Linguists generally remain unconvinced, pointing to the failure of the Anatolian hypothesis on at least two major counts. In the first place, if the Europeans, on the one hand, and the Indo-Iranians, on the other, had once lived together as agriculturists in Anatolia, they ought to have a common vocabulary for agricultural items, which unfortunately is not the case. Secondly, the Hittite language of Anatolia, which is the hypothetical linguistic source, was a minority language probably spoken by the elites, whereas the common language was non-Indo-European. This is hardly tenable with the concept of the Indo-Europeans having originated from this area.
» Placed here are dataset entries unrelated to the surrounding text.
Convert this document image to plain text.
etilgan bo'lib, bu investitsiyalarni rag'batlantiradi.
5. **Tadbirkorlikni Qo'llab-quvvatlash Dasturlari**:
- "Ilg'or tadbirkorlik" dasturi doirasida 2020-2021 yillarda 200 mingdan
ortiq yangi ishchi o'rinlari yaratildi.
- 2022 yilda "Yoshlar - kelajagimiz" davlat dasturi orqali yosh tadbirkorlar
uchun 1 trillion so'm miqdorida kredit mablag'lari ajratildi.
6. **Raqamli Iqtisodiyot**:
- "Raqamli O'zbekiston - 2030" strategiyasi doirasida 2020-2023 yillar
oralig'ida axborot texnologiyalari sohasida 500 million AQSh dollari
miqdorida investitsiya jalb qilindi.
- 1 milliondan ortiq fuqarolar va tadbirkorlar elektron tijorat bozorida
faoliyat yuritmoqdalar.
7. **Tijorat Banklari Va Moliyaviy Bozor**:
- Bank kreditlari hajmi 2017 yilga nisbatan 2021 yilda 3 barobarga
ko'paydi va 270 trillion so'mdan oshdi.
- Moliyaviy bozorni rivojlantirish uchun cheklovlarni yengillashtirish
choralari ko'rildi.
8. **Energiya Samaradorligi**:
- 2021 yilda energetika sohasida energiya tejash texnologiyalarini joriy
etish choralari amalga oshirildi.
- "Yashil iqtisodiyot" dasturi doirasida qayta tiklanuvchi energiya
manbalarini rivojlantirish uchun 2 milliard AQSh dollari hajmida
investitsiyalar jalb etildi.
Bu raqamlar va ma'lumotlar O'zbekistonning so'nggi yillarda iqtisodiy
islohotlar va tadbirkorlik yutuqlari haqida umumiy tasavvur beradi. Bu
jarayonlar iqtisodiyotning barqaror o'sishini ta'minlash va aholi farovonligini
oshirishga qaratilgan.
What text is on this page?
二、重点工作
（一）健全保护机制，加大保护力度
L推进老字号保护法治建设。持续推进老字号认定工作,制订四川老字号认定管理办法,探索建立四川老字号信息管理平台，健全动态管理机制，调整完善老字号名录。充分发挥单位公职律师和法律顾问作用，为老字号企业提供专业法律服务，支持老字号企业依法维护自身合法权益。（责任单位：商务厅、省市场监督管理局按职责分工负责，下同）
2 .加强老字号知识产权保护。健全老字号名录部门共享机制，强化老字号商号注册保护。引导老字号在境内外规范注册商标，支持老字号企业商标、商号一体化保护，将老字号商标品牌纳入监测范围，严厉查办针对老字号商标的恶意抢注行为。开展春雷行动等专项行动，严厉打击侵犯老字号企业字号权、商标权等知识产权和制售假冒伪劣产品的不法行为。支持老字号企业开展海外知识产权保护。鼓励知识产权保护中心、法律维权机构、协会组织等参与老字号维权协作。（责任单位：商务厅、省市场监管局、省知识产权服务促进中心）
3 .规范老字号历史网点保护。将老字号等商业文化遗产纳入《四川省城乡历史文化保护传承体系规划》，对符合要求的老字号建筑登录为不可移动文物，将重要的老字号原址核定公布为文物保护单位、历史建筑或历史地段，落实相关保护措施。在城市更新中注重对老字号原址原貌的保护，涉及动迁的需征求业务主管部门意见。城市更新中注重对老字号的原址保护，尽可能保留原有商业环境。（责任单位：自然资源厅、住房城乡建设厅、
In the Grail Quest serie : _http://cassiopaea.org/2011/02/23/the-grail-quest-and-the-destiny-of-man-part-v-the-chalice-and-the-blade/

there is the idea that northern invaders (Indo-Europeans, Indo-Iranians, Indo-Aryans, or simply Aryans) came with a warrior god and hierarchical social structure

(cf Riane Eisler/Marija Gimbutas) - first "Kurgan wave" : 4300 BC

and in Secret History, there is the idea that south-american people (Viracocha group) went to India, than invaded Mesopotamia, and influenced Altaic groups (corrupting siberian chamanism).

So I thought this article quoted above would be interesting, maybe it could indicate that the "corrupted northern group" which invade India in 6249 BC (cf transcript 941020) was one of the aryan groups later known as the Hebrews,

and that they got the SDS south-american religion/cult from their contact with the Viracocha group in south Mesopotamia

and then they went to Anatolia and Egypt (Luwian and Levites)...

But I don't understand if the "corrupted northern group" went with the Kurgan waves or went directly through Anatolia to Egypt ? Or both ?

did they also corrupted the Scythians ? Is it possible to delimit in any way the impact of the "Viracocha group" on the northern invaders ? Because it seems that there have been many influences within those northen invaders.